Stroller Strides was founded in 2001 by new mom Lisa Druxman, who was looking for a way to stay healthy and in shape after the birth of her son.

With hundreds of locations nationwide, the franchise has been featured on television programs including “The Today Show,” “Access Hollywood” and on CNN, and its website stresses that one of the program’s goals is to “inspire moms to reach optimal health and well being.”

Fit Pregnancy magazine reported in its February 2005 issue that Australian researchers found evidence that “among new moms who’d been diagnosed with depression, those who completed a 12-week stroller-walking class showed fewer symptoms than those in a mom/baby play group that didn’t involve exercise.”

Kristi Murray of Costa Mesa has been teaching the Stroller Strides class in Corona del Mar three times a week for the past year-and-a-half, and will be taking some time off in the next month to deliver her second child — a girl, due in October.

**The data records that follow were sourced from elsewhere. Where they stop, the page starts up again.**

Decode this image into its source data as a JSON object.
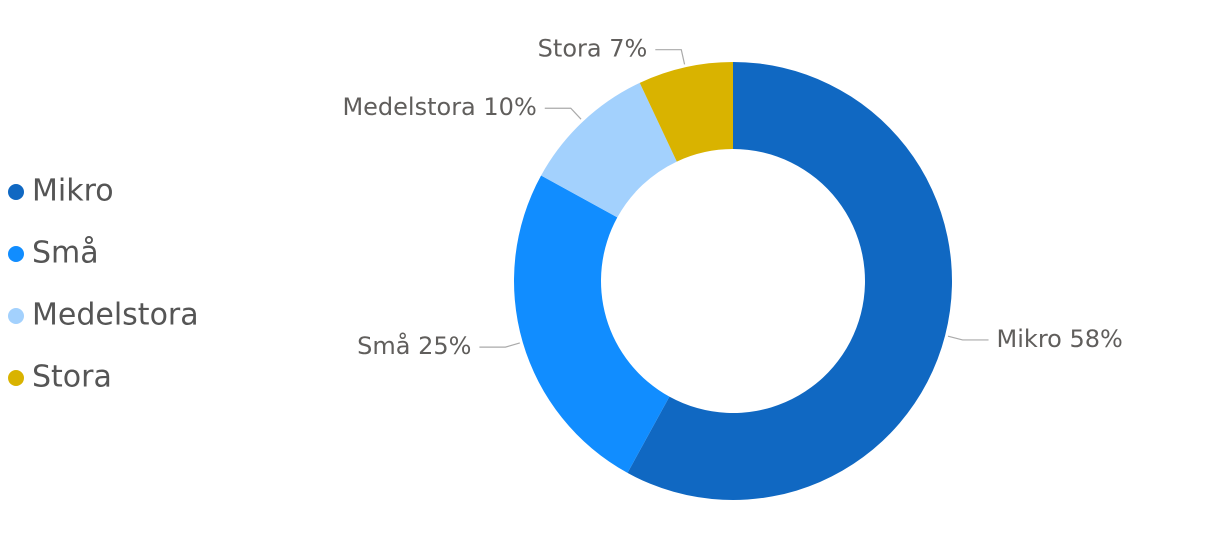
{
  "chart_data": {
    "type": "donut",
    "categories": [
      "Mikro",
      "Små",
      "Medelstora",
      "Stora"
    ],
    "values": [
      58,
      25,
      10,
      7
    ],
    "value_labels": [
      "58%",
      "25%",
      "10%",
      "7%"
    ],
    "colors": [
      "#1068c2",
      "#118dff",
      "#a3d1fd",
      "#d9b300"
    ]
  }
}
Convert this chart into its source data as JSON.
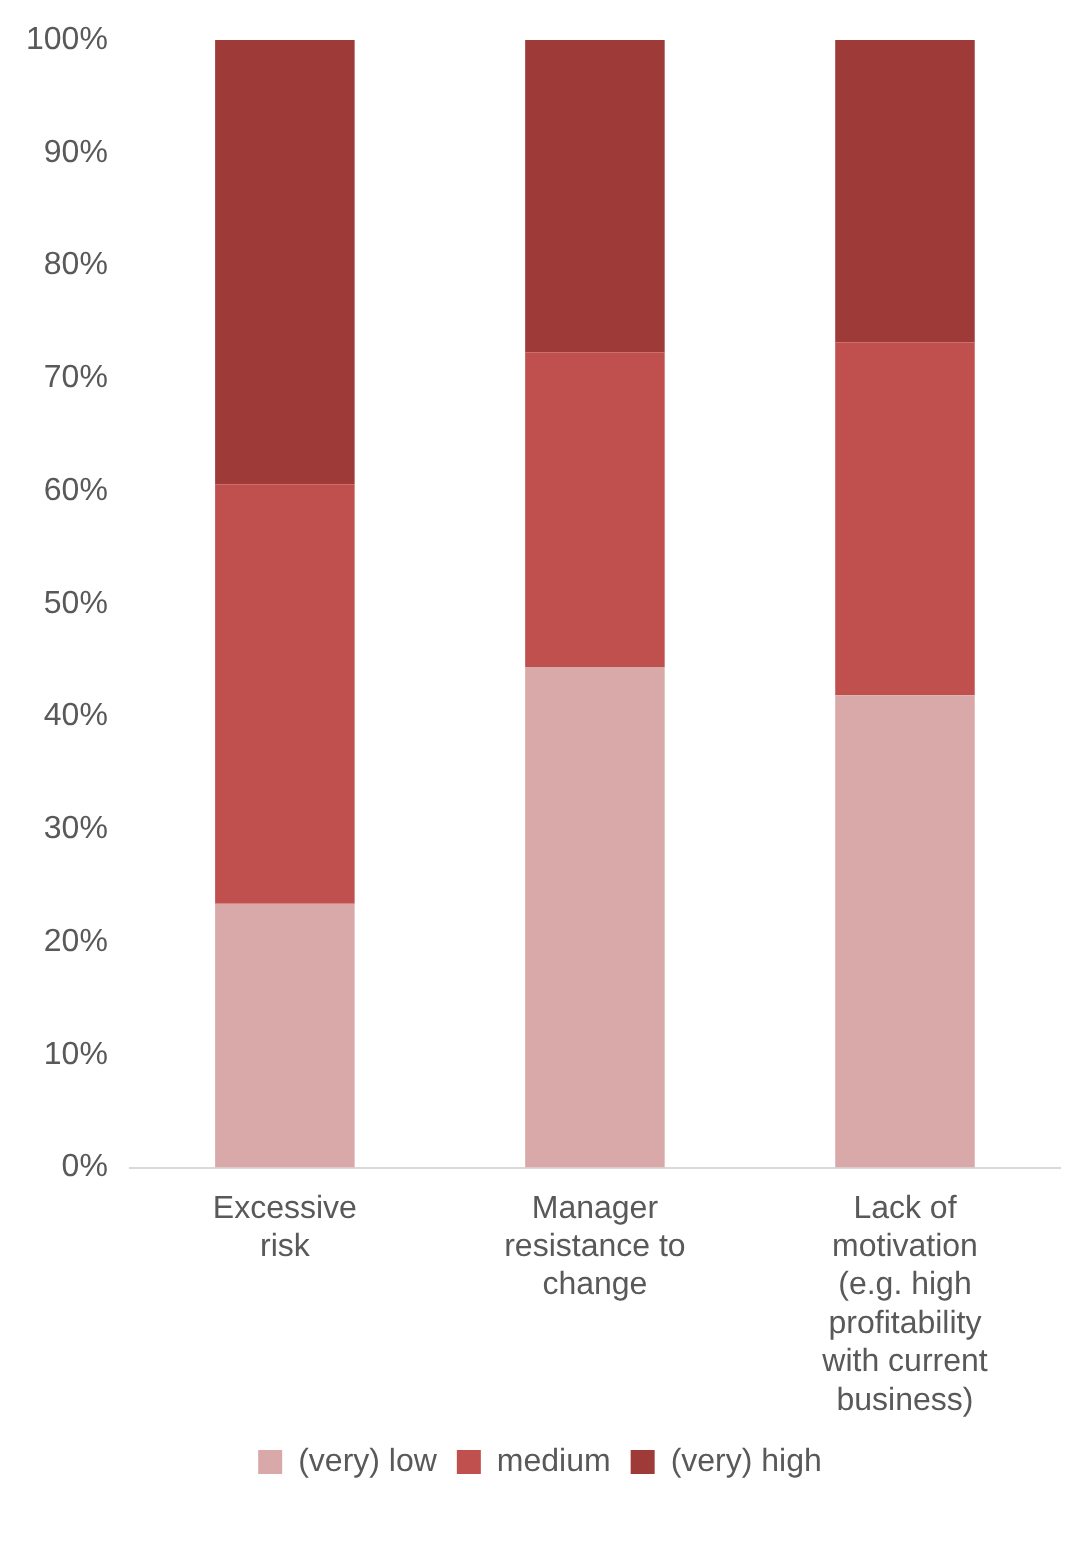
{
  "chart_data": {
    "type": "bar",
    "stacked": true,
    "categories": [
      "Excessive risk",
      "Manager resistance to change",
      "Lack of motivation (e.g. high profitability with current business)"
    ],
    "series": [
      {
        "name": "(very) low",
        "color": "#d9a9a9",
        "values": [
          23.4,
          44.4,
          41.9
        ]
      },
      {
        "name": "medium",
        "color": "#c0504d",
        "values": [
          37.2,
          27.9,
          31.3
        ]
      },
      {
        "name": "(very) high",
        "color": "#9e3b38",
        "values": [
          39.4,
          27.7,
          26.8
        ]
      }
    ],
    "ylim": [
      0,
      100
    ],
    "yticks": [
      {
        "value": 0,
        "label": "0%"
      },
      {
        "value": 10,
        "label": "10%"
      },
      {
        "value": 20,
        "label": "20%"
      },
      {
        "value": 30,
        "label": "30%"
      },
      {
        "value": 40,
        "label": "40%"
      },
      {
        "value": 50,
        "label": "50%"
      },
      {
        "value": 60,
        "label": "60%"
      },
      {
        "value": 70,
        "label": "70%"
      },
      {
        "value": 80,
        "label": "80%"
      },
      {
        "value": 90,
        "label": "90%"
      },
      {
        "value": 100,
        "label": "100%"
      }
    ],
    "grid": false,
    "legend": "bottom"
  }
}
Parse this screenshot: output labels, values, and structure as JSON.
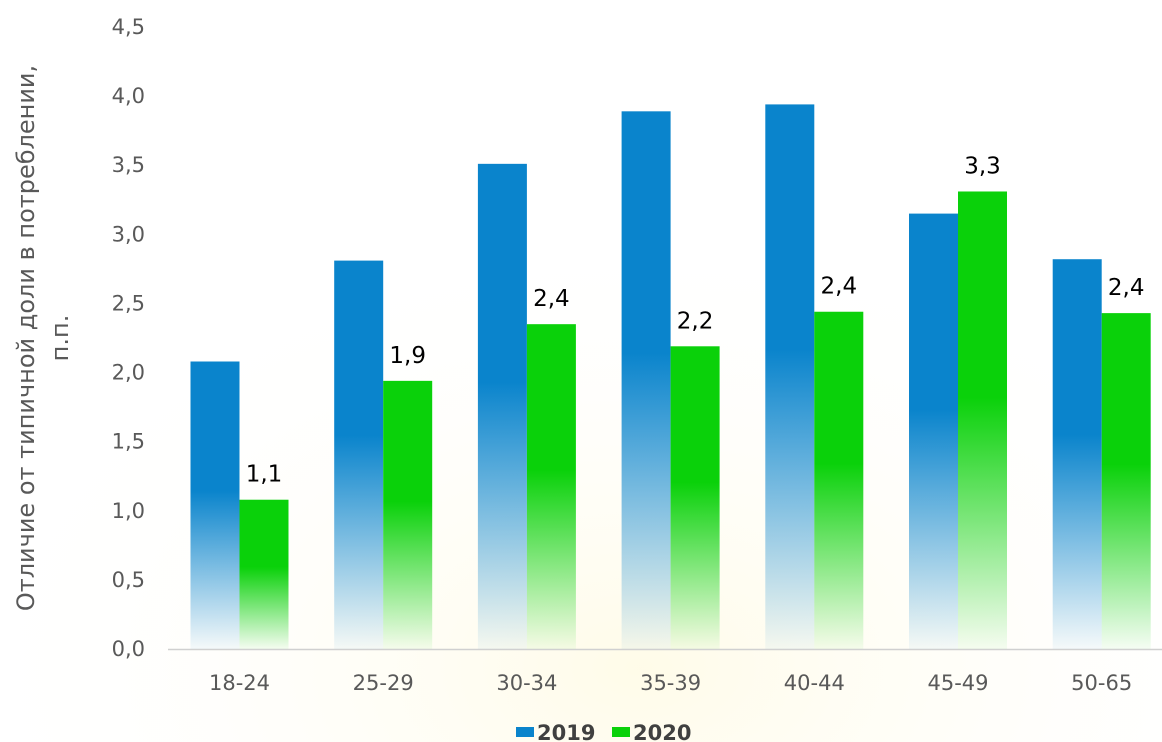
{
  "chart_data": {
    "type": "bar",
    "categories": [
      "18-24",
      "25-29",
      "30-34",
      "35-39",
      "40-44",
      "45-49",
      "50-65"
    ],
    "series": [
      {
        "name": "2019",
        "values": [
          2.08,
          2.81,
          3.51,
          3.89,
          3.94,
          3.15,
          2.82
        ],
        "labels": [
          "",
          "",
          "",
          "",
          "",
          "",
          ""
        ],
        "color": "#0a84cc"
      },
      {
        "name": "2020",
        "values": [
          1.08,
          1.94,
          2.35,
          2.19,
          2.44,
          3.31,
          2.43
        ],
        "labels": [
          "1,1",
          "1,9",
          "2,4",
          "2,2",
          "2,4",
          "3,3",
          "2,4"
        ],
        "color": "#0ad10a"
      }
    ],
    "ylabel_lines": [
      "Отличие от типичной доли в потреблении,",
      "п.п."
    ],
    "xlabel": "",
    "ylim": [
      0,
      4.5
    ],
    "yticks": [
      "0,0",
      "0,5",
      "1,0",
      "1,5",
      "2,0",
      "2,5",
      "3,0",
      "3,5",
      "4,0",
      "4,5"
    ],
    "grid": false,
    "legend_position": "bottom"
  }
}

Stroller Strides policy requires that instructors take six weeks of maternity leave before they can resume teaching their class.

Murray said attendance in her class can range from five to 25 moms at any time, but there is a core group of six who are there consistently, and that the class is special because it is a much harder workout than others she has been a part of.

None of the moms in this class suffered from any severe forms of depression, but all reported feeling sleep-deprived, overwhelmed, anxious and isolated at times after the birth of their children.